As for the tenuous do-they-don’t-they Jason/Benny relationship that was continued by proxy in The Joy Device, forget it, as Clapham and Miller are here to bluntly force “I love you”s out of Jason and Bernice, making the former sound uncharacteristically needy and the latter uncharacteristically naïve in the process. At this point, we know it’s not as simple as Just Get Back Together. It rings utterly false to go, “Oh Yes It Is.”

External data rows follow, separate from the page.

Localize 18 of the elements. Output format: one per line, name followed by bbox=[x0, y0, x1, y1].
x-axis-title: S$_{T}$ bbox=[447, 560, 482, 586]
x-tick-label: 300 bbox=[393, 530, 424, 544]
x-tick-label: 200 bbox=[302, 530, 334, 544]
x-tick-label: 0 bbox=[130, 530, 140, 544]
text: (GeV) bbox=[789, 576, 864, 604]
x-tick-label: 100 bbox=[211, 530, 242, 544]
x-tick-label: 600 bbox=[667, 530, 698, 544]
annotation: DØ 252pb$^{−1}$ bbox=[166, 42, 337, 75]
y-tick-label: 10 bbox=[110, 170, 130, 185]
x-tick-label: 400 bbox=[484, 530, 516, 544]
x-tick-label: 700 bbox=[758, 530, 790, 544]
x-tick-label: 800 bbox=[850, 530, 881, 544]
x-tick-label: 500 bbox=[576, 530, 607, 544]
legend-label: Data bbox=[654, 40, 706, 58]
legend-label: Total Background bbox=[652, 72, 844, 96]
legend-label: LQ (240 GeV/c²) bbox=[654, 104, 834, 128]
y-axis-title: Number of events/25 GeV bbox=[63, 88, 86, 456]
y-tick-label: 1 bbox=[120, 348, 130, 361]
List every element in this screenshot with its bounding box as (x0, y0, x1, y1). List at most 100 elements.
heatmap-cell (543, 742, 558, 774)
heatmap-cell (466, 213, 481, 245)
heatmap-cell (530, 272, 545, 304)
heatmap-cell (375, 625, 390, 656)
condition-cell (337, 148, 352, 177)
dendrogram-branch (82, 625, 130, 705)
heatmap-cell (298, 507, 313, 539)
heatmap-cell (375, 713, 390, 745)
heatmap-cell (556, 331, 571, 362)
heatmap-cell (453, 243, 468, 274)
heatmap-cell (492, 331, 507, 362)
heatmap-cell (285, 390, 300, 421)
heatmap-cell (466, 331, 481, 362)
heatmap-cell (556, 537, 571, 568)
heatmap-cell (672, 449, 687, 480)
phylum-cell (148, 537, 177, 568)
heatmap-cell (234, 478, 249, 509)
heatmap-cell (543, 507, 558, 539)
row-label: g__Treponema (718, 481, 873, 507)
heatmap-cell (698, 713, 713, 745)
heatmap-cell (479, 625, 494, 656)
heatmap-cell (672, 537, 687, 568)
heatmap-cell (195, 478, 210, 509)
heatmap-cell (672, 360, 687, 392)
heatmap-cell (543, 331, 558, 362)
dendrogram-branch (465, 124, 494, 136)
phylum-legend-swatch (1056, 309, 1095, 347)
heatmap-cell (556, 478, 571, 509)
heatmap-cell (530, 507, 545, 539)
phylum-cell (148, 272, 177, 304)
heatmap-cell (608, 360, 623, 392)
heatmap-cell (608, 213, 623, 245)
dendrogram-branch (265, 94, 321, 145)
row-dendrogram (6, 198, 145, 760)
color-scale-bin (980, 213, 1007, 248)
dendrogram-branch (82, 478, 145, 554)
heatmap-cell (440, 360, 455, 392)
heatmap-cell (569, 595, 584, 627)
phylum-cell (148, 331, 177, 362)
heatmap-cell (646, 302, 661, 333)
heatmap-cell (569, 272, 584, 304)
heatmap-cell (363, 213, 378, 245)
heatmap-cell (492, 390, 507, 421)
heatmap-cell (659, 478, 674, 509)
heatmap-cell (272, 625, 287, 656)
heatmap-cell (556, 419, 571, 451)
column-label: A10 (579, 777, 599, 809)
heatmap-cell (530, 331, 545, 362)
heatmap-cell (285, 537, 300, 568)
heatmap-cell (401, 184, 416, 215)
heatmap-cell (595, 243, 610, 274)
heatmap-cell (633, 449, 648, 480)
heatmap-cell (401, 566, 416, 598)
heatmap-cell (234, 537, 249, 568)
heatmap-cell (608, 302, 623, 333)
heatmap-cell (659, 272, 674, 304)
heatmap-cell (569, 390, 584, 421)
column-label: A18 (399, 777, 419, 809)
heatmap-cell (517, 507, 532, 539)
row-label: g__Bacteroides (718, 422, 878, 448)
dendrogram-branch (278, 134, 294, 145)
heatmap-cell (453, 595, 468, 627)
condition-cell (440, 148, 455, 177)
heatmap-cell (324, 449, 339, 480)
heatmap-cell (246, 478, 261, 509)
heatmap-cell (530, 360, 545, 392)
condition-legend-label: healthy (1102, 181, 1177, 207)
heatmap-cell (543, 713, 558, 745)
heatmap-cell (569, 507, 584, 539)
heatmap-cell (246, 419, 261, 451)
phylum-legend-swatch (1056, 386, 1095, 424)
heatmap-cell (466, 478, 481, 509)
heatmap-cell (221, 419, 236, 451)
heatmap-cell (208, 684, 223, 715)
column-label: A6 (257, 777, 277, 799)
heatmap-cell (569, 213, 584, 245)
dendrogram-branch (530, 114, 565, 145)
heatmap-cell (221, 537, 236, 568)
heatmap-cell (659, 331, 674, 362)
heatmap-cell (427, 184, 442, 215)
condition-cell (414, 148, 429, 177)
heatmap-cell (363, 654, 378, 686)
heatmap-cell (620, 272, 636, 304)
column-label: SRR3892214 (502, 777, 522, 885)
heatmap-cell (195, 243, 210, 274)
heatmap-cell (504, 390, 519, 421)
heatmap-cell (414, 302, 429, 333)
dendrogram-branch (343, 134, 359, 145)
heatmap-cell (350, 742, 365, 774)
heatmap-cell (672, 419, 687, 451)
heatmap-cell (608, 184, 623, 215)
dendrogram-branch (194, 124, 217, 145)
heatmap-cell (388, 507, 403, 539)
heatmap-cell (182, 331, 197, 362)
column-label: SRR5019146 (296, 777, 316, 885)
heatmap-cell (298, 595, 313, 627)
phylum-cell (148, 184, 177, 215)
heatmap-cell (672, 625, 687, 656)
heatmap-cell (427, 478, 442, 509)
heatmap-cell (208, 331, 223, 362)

They don’t, of course, but only because of the plot and what it does with Bernice. She is facing up against gods – not even the ones we started with, who are of course reduced to lame colloquial quips along with everyone else here (my favourite was “Sorry, girlfriend!” Seriously WTF) but the “Time Lords” of that Cold Fusion universe who wobble between benevolence and muahaha evil on a random, cheesy whim. Benny must choose between fighting to save Jason and getting back to her universe. She has faced similar choices throughout the book, and in all but one example she went with the greater good. So what does she do here? (Highlight for spoiler.) Greater good, again. Which isn’t terribly dramatic as she’s already let bunched of people die several times, but in this case it means leaving Jason alone on a ruined planet in a dying universe before buggering off to a cushy new university job, and all after suddenly professing her undying love for him. That’s how we leave these two. Meanwhile, Chris has been de-aged into a (blonde) child and Clarence is dead, which weighs on Bernice’s mind for two entire paragraphs. The last chapter is supposed to be a gentle reset after all that, a fond (and not subtle) farewell to the New Adventures. I did not feel fond reading it.
I can’t quite believe any of this. All this time and we end on an absolute hash of a piece of writing that trundles along like they’ll fill in the character stuff later, which ends by setting up a new status quo built on (highlight for spoiler) the death or doom of two main characters, and it’s supposed to be hopeful. In what way is any of this better than just crashing the damn spaceship in Tears Of The Oracle? Bernice, needless to say, has few opportunities to shine – I know, why break the habit of a lifetime, but any attempt at a final statement on who she is and what these adventures have meant to her is lost in all that dreck.
As for the series, it had its ups and not too many downs. I’d trade a lot of Doctor Who books for Walking To Babylon or Dead Romance, and there have been very few serious misses here. Bernice was certainly worth the gamble, because in almost anyone’s hands, she sings. I wish she’d had more adventures in print. (She had some at Big Finish, albeit more as novelties between audio plays.) She’s a truly great creation, and her literary life deserves a better remembrance than Twilight Of The Gods. Luckily there’s plenty to choose from.